Background: Typing somatostatin receptor (SSTR) expression in neuroendocrine tumors (NETs) is of relevance to target an octreotide-based diagnostic approach and treatment. The expanding use of immunohistochemistry to detect SSTR is to date not paralleled by an accurate methodological setting and standardized interpretation of the results.
Objective: A multicentric study was designed to compare SSTR immunohistochemical expression with in vivo scintigraphic data and verify its usefulness in the clinical management of NETs.
Design: After methodological setting by testing different SSTR antibodies, 107 cases of NETs with available OctreoScan data and pathological material (both surgical and preoperative) were retrospectively analyzed for SSTR type 2A immunohistochemical expression, and the results combined in a four grade scoring system (0 to 3) and compared with scintigraphic images and, whenever available, with the clinical response to somatostatin analogue treatment.

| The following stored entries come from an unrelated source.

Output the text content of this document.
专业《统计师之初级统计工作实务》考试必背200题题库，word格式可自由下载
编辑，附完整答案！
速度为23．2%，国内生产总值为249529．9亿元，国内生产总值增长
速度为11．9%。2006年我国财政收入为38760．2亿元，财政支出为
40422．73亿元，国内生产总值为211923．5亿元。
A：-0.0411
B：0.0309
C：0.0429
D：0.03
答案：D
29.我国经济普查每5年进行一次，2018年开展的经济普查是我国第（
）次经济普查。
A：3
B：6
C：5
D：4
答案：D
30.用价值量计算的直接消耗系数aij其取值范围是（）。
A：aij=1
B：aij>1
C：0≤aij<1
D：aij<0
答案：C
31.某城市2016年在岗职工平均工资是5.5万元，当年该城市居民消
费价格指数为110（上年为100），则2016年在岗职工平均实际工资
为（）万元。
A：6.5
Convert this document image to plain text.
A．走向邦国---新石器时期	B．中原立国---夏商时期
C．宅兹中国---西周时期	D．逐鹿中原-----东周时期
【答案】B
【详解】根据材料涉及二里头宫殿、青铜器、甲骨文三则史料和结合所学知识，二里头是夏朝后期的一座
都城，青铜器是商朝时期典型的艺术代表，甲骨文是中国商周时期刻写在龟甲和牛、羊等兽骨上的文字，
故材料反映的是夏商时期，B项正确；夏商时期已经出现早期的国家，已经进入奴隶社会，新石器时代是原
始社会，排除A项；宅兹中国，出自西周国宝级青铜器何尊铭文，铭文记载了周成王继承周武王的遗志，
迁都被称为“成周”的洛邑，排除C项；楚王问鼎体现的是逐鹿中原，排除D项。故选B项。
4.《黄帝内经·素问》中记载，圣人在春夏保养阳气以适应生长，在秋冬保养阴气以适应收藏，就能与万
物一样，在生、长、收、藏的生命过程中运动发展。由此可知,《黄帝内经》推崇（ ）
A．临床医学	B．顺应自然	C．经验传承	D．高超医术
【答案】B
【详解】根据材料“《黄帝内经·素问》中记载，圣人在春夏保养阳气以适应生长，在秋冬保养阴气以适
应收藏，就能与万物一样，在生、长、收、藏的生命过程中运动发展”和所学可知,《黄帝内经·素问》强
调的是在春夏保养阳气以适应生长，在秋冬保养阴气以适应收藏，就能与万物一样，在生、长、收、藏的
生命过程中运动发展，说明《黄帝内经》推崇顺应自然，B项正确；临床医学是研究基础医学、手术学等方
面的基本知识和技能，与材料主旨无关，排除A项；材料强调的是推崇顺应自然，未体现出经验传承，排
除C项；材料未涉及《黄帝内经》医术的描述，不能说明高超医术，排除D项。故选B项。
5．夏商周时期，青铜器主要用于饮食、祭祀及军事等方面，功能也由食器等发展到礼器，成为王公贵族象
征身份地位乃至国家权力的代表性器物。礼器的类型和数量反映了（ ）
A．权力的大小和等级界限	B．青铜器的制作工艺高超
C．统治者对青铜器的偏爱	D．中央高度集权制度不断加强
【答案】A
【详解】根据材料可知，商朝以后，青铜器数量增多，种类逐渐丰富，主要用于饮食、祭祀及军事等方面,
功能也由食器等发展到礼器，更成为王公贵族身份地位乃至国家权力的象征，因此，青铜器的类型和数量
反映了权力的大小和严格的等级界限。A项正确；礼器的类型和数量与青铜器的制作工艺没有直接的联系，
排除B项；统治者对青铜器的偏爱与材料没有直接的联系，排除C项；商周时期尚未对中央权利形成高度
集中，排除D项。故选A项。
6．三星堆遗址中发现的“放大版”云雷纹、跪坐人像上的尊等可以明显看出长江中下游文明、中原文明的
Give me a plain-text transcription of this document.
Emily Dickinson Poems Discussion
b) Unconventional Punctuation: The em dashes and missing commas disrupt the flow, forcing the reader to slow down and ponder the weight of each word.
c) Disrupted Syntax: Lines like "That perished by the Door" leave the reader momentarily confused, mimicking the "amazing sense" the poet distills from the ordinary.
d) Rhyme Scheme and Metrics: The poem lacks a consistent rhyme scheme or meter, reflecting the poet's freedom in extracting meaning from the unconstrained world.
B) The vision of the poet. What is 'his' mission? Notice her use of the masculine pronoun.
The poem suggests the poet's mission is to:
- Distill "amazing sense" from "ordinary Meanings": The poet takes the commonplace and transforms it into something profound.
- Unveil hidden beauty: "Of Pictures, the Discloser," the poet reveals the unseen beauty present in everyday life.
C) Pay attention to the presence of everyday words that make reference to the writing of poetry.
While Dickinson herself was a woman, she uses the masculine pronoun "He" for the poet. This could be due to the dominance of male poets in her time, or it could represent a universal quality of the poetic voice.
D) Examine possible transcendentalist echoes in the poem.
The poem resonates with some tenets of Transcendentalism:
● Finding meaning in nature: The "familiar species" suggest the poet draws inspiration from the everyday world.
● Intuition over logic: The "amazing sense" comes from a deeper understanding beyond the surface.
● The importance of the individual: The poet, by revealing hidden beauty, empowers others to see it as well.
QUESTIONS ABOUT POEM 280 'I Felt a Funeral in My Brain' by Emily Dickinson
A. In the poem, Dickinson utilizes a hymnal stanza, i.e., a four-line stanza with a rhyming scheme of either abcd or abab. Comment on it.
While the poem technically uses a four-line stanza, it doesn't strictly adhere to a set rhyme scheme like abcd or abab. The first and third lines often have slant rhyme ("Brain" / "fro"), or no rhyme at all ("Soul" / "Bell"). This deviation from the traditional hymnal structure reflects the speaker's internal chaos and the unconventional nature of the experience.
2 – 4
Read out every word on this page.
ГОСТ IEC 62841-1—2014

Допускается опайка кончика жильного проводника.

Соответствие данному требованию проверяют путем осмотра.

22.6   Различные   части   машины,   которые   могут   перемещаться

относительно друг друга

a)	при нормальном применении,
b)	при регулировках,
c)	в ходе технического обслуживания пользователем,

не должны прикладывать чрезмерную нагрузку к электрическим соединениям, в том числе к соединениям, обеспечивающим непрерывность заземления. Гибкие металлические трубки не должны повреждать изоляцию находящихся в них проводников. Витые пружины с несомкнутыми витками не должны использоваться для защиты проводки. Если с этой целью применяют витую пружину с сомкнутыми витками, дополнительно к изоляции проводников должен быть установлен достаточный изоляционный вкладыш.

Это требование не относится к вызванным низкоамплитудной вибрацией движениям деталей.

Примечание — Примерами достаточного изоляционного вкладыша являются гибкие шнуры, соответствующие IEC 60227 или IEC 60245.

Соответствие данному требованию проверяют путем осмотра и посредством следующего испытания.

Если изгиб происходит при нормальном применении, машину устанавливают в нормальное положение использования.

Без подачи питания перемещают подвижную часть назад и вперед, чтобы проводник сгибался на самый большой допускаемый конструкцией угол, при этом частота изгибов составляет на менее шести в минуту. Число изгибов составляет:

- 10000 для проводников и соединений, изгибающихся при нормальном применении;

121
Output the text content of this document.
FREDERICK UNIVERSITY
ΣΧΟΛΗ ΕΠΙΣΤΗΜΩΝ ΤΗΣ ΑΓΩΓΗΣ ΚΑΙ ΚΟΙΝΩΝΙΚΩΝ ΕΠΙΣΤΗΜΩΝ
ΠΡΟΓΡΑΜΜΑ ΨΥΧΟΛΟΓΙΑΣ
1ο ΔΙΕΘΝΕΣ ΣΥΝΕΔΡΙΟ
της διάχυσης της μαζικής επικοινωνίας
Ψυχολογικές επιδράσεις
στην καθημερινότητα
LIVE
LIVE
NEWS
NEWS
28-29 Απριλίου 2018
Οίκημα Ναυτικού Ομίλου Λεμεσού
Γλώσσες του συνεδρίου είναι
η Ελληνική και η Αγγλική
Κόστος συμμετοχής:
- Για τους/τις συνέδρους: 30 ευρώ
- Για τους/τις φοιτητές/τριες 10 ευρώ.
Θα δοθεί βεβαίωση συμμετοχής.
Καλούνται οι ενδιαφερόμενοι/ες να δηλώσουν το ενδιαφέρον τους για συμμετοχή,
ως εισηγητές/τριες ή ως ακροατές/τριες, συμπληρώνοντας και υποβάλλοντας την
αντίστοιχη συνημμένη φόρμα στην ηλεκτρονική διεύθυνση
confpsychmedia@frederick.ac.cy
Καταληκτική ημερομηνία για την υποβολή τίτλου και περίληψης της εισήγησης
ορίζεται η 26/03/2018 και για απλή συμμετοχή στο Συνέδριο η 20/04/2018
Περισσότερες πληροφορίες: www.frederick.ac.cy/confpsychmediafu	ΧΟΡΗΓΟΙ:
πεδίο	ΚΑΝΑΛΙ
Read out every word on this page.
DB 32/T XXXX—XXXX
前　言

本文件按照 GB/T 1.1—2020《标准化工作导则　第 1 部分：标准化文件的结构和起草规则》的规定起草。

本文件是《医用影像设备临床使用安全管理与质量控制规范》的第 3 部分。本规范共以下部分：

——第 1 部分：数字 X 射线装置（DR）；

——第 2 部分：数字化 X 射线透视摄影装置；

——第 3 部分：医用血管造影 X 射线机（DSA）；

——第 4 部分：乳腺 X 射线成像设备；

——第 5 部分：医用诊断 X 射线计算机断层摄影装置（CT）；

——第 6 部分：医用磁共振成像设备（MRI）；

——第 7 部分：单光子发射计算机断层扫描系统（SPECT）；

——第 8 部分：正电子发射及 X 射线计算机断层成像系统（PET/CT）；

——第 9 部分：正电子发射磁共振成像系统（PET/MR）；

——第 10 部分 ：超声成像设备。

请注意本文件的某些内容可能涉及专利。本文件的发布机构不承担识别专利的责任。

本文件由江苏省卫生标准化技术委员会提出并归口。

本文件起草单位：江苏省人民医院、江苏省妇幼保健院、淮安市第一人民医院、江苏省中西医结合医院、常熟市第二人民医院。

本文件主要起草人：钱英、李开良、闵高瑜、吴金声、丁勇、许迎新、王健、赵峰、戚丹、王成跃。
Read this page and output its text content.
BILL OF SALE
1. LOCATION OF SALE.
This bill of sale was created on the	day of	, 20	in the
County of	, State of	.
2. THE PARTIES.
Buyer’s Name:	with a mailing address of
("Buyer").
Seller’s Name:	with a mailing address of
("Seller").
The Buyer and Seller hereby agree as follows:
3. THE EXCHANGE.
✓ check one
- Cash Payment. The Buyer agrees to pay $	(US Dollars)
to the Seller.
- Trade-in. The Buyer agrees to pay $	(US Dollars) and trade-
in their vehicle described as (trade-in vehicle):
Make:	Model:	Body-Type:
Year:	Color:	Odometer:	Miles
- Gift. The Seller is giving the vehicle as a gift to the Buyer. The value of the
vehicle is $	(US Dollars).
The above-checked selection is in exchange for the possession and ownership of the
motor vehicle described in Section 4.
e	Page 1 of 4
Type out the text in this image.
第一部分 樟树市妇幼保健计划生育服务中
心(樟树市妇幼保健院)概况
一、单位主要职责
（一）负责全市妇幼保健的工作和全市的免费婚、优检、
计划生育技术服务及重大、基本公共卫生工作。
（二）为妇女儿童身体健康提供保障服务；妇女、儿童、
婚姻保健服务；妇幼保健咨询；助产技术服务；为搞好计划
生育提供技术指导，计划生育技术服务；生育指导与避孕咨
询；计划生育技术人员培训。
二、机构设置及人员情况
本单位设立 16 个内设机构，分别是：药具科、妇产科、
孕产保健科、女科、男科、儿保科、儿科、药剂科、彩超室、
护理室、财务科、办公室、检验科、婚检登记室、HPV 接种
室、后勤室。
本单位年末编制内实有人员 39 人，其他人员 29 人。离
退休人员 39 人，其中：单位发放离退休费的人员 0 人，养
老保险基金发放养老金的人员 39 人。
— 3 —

Results: Restricting positive cases to the presence of a membrane pattern of staining (proposed scores 2 and 3), an overall SSTR type 2A immunohistochemistry/OctreoScan agreement of 77% (Chi-square test P<0.0001) was reached. Lower concordance ratios were detected in preoperative and metastatic tumor samples, possibly as a consequence of SSTR expression heterogeneity. Pure cytoplasmic staining showed poor correlation with OctreoScan images (54% concordance rate). In a pilot series, SSTR type 2A immunohistochemistry correlated with clinical response in 82% of 22 patients undergone to therapy with somatostatin analogs on the basis of a positive OctreoScan uptake.
Conclusions: A standardized scoring system for SSTR type 2A immunohistochemistry is proposed as a useful and reliable adjunct to OctreoScan in the clinical management of NET patients. A membranous SSTR type 2A staining well predicts clinical response to somatostatin analogue therapy and provides additional information on receptor distribution into a given tumor tissue and among primary and metastatic lesions.